Seit den Achtzigerjahren weitestgehend abseits des Mainstreams in London tätig, ist ihre mittlerweile gewachsene Anerkennung eng mit der Wiederentdeckung der East London Group durch die Detektivarbeit von David Buckman verbunden – tatkräftig unterstützt von der bemerkenswerten Online-Seite „Spitalfields Life“ des Gentle Author: Für jeden, der sich wirklich für die Geschichte und die Geschichten Ostlondons interessiert, ist sein kulturgeschichtlicher Blog eine wahre Fundgrube.
David Buckman, From Bow to Biennale.
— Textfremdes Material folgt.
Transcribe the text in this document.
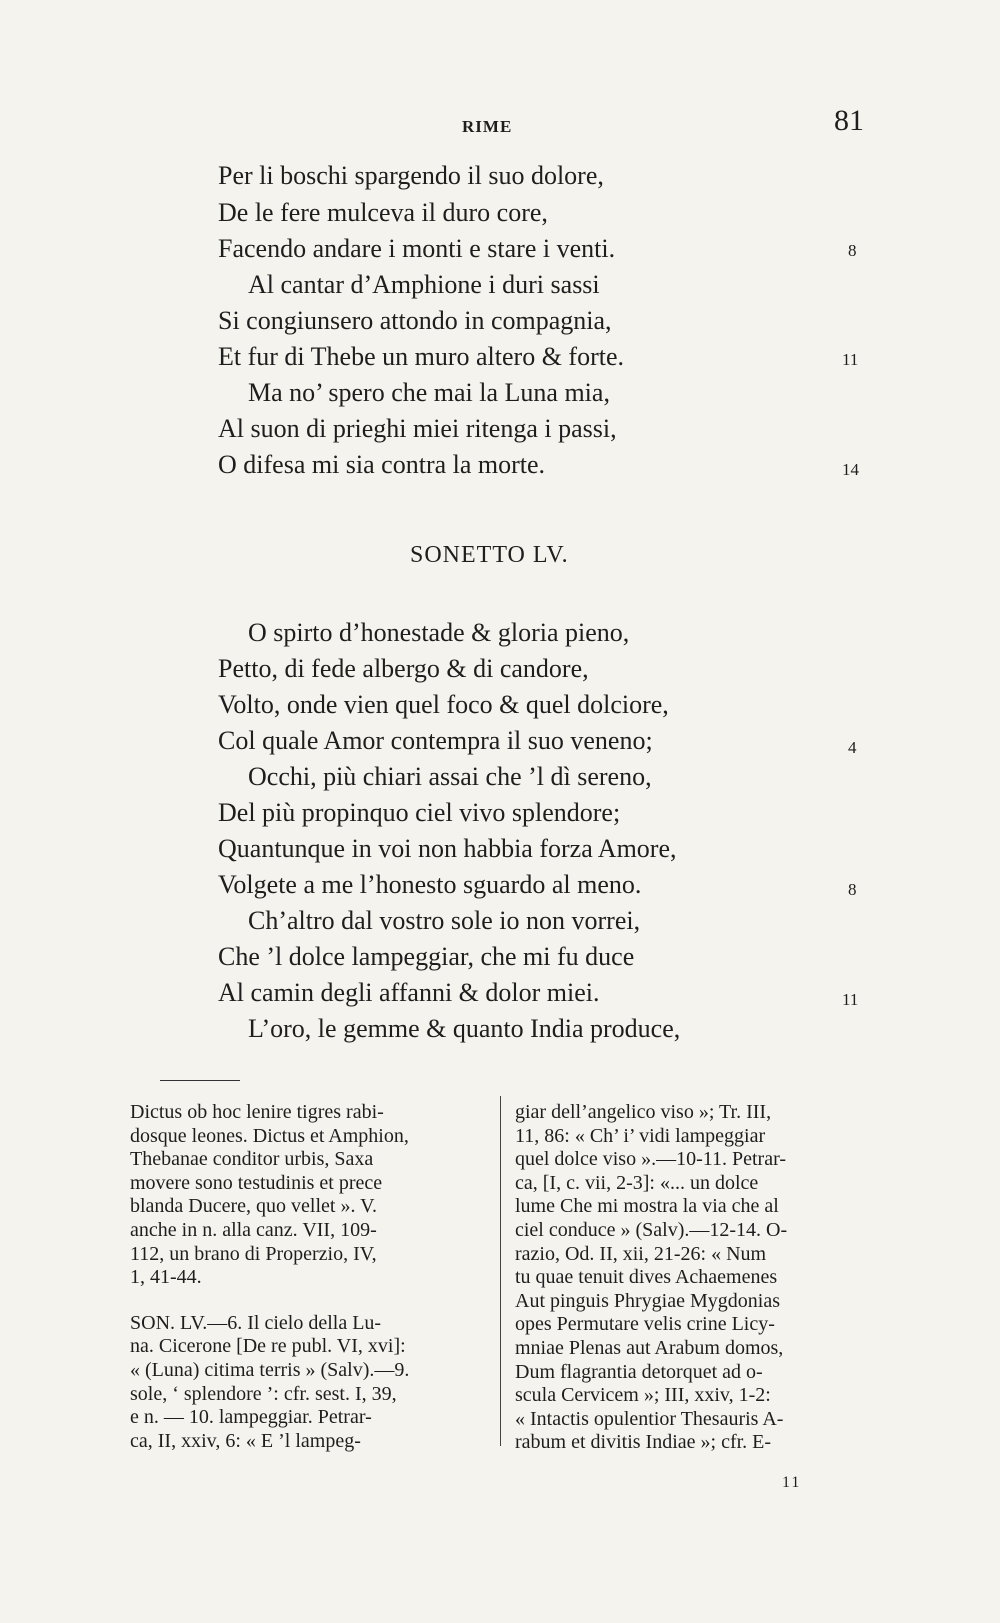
RIME	81
Per li boschi spargendo il suo dolore,
De le fere mulceva il duro core,
Facendo andare i monti e stare i venti.
Al cantar d’Amphione i duri sassi
Si congiunsero attondo in compagnia,
Et fur di Thebe un muro altero & forte.
Ma no’ spero che mai la Luna mia,
Al suon di prieghi miei ritenga i passi,
O difesa mi sia contra la morte.
8
11
14
SONETTO LV.
O spirto d’honestade & gloria pieno,
Petto, di fede albergo & di candore,
Volto, onde vien quel foco & quel dolciore,
Col quale Amor contempra il suo veneno;
Occhi, più chiari assai che ’l dì sereno,
Del più propinquo ciel vivo splendore;
Quantunque in voi non habbia forza Amore,
Volgete a me l’honesto sguardo al meno.
Ch’altro dal vostro sole io non vorrei,
Che ’l dolce lampeggiar, che mi fu duce
Al camin degli affanni & dolor miei.
L’oro, le gemme & quanto India produce,
4
8
11
Dictus ob hoc lenire tigres rabi-
dosque leones. Dictus et Amphion,
Thebanae conditor urbis, Saxa
movere sono testudinis et prece
blanda Ducere, quo vellet ». V.
anche in n. alla canz. VII, 109-
112, un brano di Properzio, IV,
1, 41-44.
SON. LV.—6. Il cielo della Lu-
na. Cicerone [De re publ. VI, xvi]:
« (Luna) citima terris » (Salv).—9.
sole, ‘ splendore ’: cfr. sest. I, 39,
e n. — 10. lampeggiar. Petrar-
ca, II, xxiv, 6: « E ’l lampeg-
giar dell’angelico viso »; Tr. III,
11, 86: « Ch’ i’ vidi lampeggiar
quel dolce viso ».—10-11. Petrar-
ca, [I, c. vii, 2-3]: «... un dolce
lume Che mi mostra la via che al
ciel conduce » (Salv).—12-14. O-
razio, Od. II, xii, 21-26: « Num
tu quae tenuit dives Achaemenes
Aut pinguis Phrygiae Mygdonias
opes Permutare velis crine Licy-
mniae Plenas aut Arabum domos,
Dum flagrantia detorquet ad o-
scula Cervicem »; III, xxiv, 1-2:
« Intactis opulentior Thesauris A-
rabum et divitis Indiae »; cfr. E-
11
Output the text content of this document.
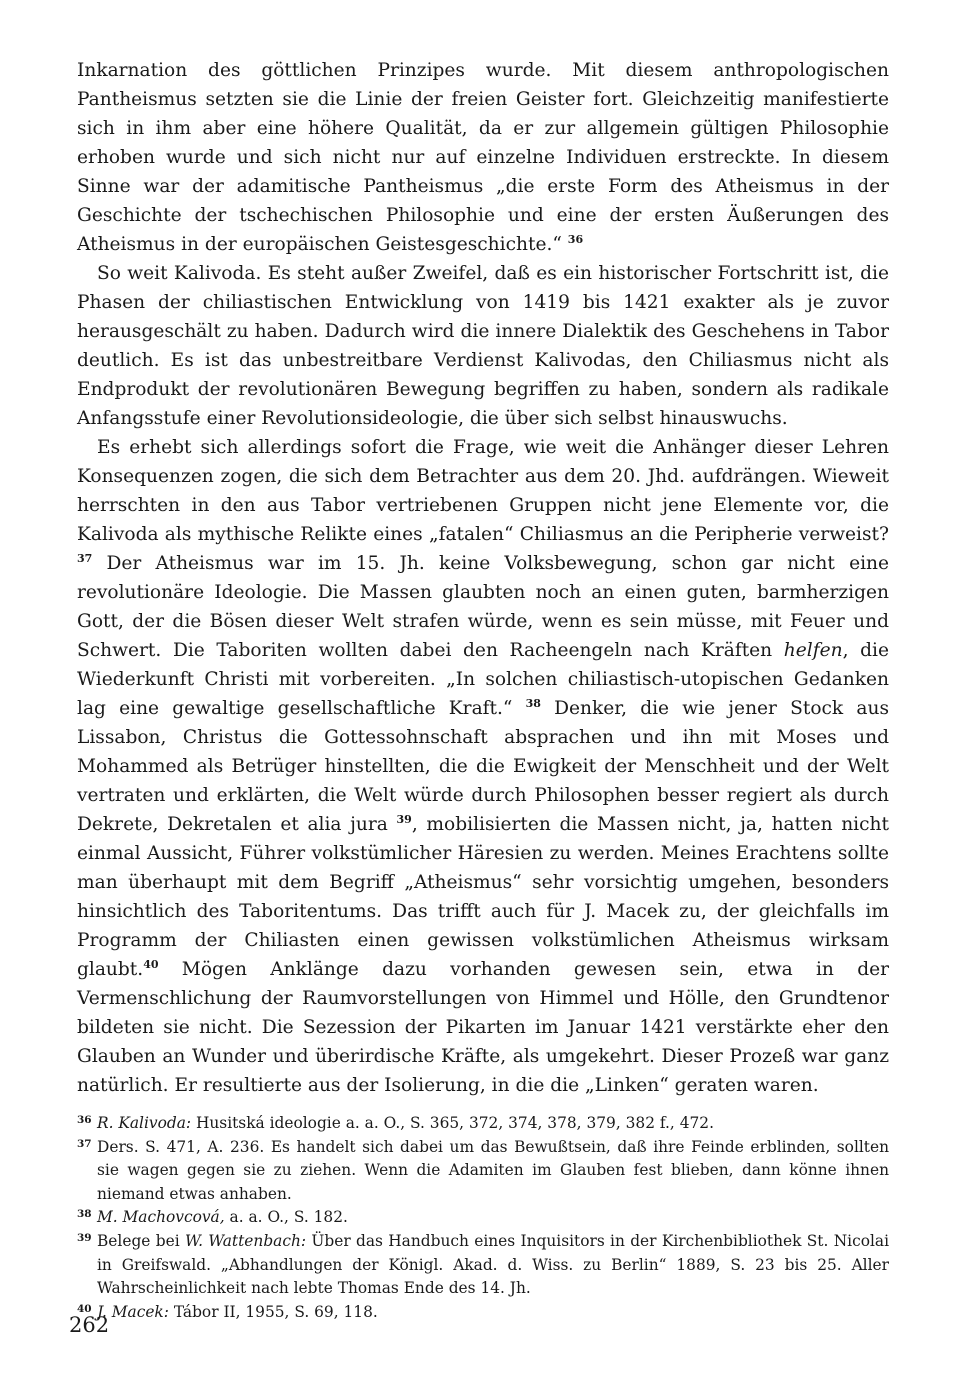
Inkarnation des göttlichen Prinzipes wurde. Mit diesem anthropologischen Pantheismus setzten sie die Linie der freien Geister fort. Gleichzeitig manifestierte sich in ihm aber eine höhere Qualität, da er zur allgemein gültigen Philosophie erhoben wurde und sich nicht nur auf einzelne Individuen erstreckte. In diesem Sinne war der adamitische Pantheismus „die erste Form des Atheismus in der Geschichte der tschechischen Philosophie und eine der ersten Äußerungen des Atheismus in der europäischen Geistesgeschichte.“ $^{36}$

So weit Kalivoda. Es steht außer Zweifel, daß es ein historischer Fortschritt ist, die Phasen der chiliastischen Entwicklung von 1419 bis 1421 exakter als je zuvor herausgeschält zu haben. Dadurch wird die innere Dialektik des Geschehens in Tabor deutlich. Es ist das unbestreitbare Verdienst Kalivodas, den Chiliasmus nicht als Endprodukt der revolutionären Bewegung begriffen zu haben, sondern als radikale Anfangsstufe einer Revolutionsideologie, die über sich selbst hinauswuchs.

Es erhebt sich allerdings sofort die Frage, wie weit die Anhänger dieser Lehren Konsequenzen zogen, die sich dem Betrachter aus dem 20. Jhd. aufdrängen. Wieweit herrschten in den aus Tabor vertriebenen Gruppen nicht jene Elemente vor, die Kalivoda als mythische Relikte eines „fatalen“ Chiliasmus an die Peripherie verweist? $^{37}$ Der Atheismus war im 15. Jh. keine Volksbewegung, schon gar nicht eine revolutionäre Ideologie. Die Massen glaubten noch an einen guten, barmherzigen Gott, der die Bösen dieser Welt strafen würde, wenn es sein müsse, mit Feuer und Schwert. Die Taboriten wollten dabei den Racheengeln nach Kräften helfen, die Wiederkunft Christi mit vorbereiten. „In solchen chiliastisch-utopischen Gedanken lag eine gewaltige gesellschaftliche Kraft.“ $^{38}$ Denker, die wie jener Stock aus Lissabon, Christus die Gottessohnschaft absprachen und ihn mit Moses und Mohammed als Betrüger hinstellten, die die Ewigkeit der Menschheit und der Welt vertraten und erklärten, die Welt würde durch Philosophen besser regiert als durch Dekrete, Dekretalen et alia jura $^{39}$, mobilisierten die Massen nicht, ja, hatten nicht einmal Aussicht, Führer volkstümlicher Häresien zu werden. Meines Erachtens sollte man überhaupt mit dem Begriff „Atheismus“ sehr vorsichtig umgehen, besonders hinsichtlich des Taboritentums. Das trifft auch für J. Macek zu, der gleichfalls im Programm der Chiliasten einen gewissen volkstümlichen Atheismus wirksam glaubt.$^{40}$ Mögen Anklänge dazu vorhanden gewesen sein, etwa in der Vermenschlichung der Raumvorstellungen von Himmel und Hölle, den Grundtenor bildeten sie nicht. Die Sezession der Pikarten im Januar 1421 verstärkte eher den Glauben an Wunder und überirdische Kräfte, als umgekehrt. Dieser Prozeß war ganz natürlich. Er resultierte aus der Isolierung, in die die „Linken“ geraten waren.

36 R. Kalivoda: Husitská ideologie a. a. O., S. 365, 372, 374, 378, 379, 382 f., 472.

37 Ders. S. 471, A. 236. Es handelt sich dabei um das Bewußtsein, daß ihre Feinde erblinden, sollten sie wagen gegen sie zu ziehen. Wenn die Adamiten im Glauben fest blieben, dann könne ihnen niemand etwas anhaben.

38 M. Machovcová, a. a. O., S. 182.

39 Belege bei W. Wattenbach: Über das Handbuch eines Inquisitors in der Kirchenbibliothek St. Nicolai in Greifswald. „Abhandlungen der Königl. Akad. d. Wiss. zu Berlin“ 1889, S. 23 bis 25. Aller Wahrscheinlichkeit nach lebte Thomas Ende des 14. Jh.

40 J. Macek: Tábor II, 1955, S. 69, 118.

262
Artists of the East London Group
The Gentle Author, Spitalfields Life, spitalfieldslife.com
East London Group, eastlondongroup.co.uk
Doreen Fletcher, doreenfletcherartist.com
Museum of Childhood: Eine Dependence des Victoria&Albert Museums in einer typisch-viktorianischen Stahl- und Glashallenkonstruktion, die in den 1860er-Jahren aus Südlondon hierher verfrachtet wurde.
Whitechapel Art Gallery: Eine der großen öffentlichen Kunstgalerien, 1901 zur Förderung zeitgenössischer Kunst gegründet.
Museum of the Home: Jüngst umgestaltet und neu eröffnet, sind es vor allem die historischen Raumensembles, die einen Eindruck vom Leben in vergangenen Zeiten geben.
Victoria Park: Einer der großen Parks Londons, bekannt sind vor allem das Wasserhaus der Baroness Burdett-Coutts und die Alkove von der alten London Bridge. Vom östlichen Ende kann man die Anlagen der Olympischen Spiele von 2012 erspähen.
Bethnal Green Park: Im Volksmund auch „Barmy Park“ genannt („barmy“=verrückt), nach der alten Irrenanstalt hier.
Grand Union Canal: Teil des uralten Netzwerks von Wasserwegen, die die Hauptstadt durchziehen. Bis weit ins 20.Jahrhundert hinein für die Versorgung Londons essentiell, heute idyllische und beliebte Orte zur Erholung.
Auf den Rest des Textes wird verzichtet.